In all parts suffering with pain there is congestion, swelling. The bloodvessels are distended; hence the nerves suffer violence in stretching or from pressure. The pain simply adds to the abnormal conditions by causing an active determination of the blood to the involved parts. To relieve pain, then, is curative, because it lessens the abnormal congestion.
The no-breakfast plan with me proved a matter of life unto life. With my morning coffee there were forenoons of the highest physical energy, the clearest condition of mind, and the acutest sense of everything enjoyable.
The afternoons were always in marked sluggishness by contrast, from the taxing of digestion.
Without realizing that the heavy meals of the day were a tax upon the brain, I would scarcely get away from the table before I began to feel more generally tired out than the severest taxing from a long forenoon of general activity ever made me. With the filled stomach, fatigue, general exhaustion, came as a sudden attack rather than as an evolution from labor, and there would be several hours of unfitness for doing any kind of service well.
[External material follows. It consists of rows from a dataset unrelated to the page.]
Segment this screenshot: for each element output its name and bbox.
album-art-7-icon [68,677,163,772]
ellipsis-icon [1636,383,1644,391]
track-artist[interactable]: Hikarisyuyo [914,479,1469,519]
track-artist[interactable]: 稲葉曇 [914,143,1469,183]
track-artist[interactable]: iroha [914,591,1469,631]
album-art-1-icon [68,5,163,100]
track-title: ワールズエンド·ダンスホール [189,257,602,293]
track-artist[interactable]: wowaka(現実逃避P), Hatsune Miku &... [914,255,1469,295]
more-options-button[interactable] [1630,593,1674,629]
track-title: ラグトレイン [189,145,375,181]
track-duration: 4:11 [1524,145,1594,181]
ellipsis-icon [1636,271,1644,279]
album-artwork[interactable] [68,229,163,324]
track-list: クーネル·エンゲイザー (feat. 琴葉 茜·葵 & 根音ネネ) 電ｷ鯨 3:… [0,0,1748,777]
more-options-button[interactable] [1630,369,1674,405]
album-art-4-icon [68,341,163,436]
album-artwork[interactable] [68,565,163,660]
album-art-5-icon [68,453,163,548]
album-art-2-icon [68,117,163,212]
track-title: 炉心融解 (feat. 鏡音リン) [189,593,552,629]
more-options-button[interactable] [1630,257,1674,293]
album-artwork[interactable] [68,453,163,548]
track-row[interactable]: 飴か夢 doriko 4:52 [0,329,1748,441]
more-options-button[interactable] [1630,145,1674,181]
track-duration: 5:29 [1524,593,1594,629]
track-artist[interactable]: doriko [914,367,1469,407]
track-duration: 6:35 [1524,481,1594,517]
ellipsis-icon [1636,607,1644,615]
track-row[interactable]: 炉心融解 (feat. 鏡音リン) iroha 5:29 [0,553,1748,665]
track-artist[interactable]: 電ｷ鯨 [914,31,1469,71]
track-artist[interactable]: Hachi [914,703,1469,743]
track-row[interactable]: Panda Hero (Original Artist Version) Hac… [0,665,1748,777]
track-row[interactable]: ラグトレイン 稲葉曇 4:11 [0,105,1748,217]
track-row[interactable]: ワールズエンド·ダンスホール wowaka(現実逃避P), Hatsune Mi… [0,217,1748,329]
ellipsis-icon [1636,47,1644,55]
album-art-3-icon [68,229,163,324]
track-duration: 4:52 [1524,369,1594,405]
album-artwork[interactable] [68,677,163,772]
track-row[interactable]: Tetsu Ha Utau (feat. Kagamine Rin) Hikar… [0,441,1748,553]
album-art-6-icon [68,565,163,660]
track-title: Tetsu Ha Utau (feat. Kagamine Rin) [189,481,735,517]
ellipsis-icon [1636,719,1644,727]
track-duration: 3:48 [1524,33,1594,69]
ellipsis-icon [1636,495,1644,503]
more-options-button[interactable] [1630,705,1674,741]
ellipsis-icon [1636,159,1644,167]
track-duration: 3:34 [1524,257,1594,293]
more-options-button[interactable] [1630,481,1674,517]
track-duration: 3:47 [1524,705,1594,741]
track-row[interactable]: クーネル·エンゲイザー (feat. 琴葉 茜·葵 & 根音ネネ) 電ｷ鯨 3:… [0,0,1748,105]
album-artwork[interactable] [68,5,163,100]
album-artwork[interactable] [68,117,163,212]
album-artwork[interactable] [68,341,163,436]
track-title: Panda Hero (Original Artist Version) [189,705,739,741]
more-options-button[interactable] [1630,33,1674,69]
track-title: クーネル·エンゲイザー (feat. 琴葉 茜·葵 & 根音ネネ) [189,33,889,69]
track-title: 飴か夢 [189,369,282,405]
In the application of this method to others I had the great satisfaction of good results without any exceptions; and the missionary work was begun by friends among friends, fairly spreading better health and adding thereby more and more disaster to my name.
More and more I became a focus of adverse criticism in all matters where level-headedness was deemed important. My acute cases began to be watched with hostile interest, as if homicide from starvation were the inevitable result in all cases. My country had become the country of an enemy.
Not being able to give my patients clearly defined reasons for the general and local improvements resulting from a forenoon fast as a method in hygiene, it had to be spread from relieved persons to suffering friends; and according to the need, the sufferers from various ailings would be willing to try anything new where efforts through the family physician or patent medicines had completely failed; it was spread as if by contagion, among the failures of the medical profession.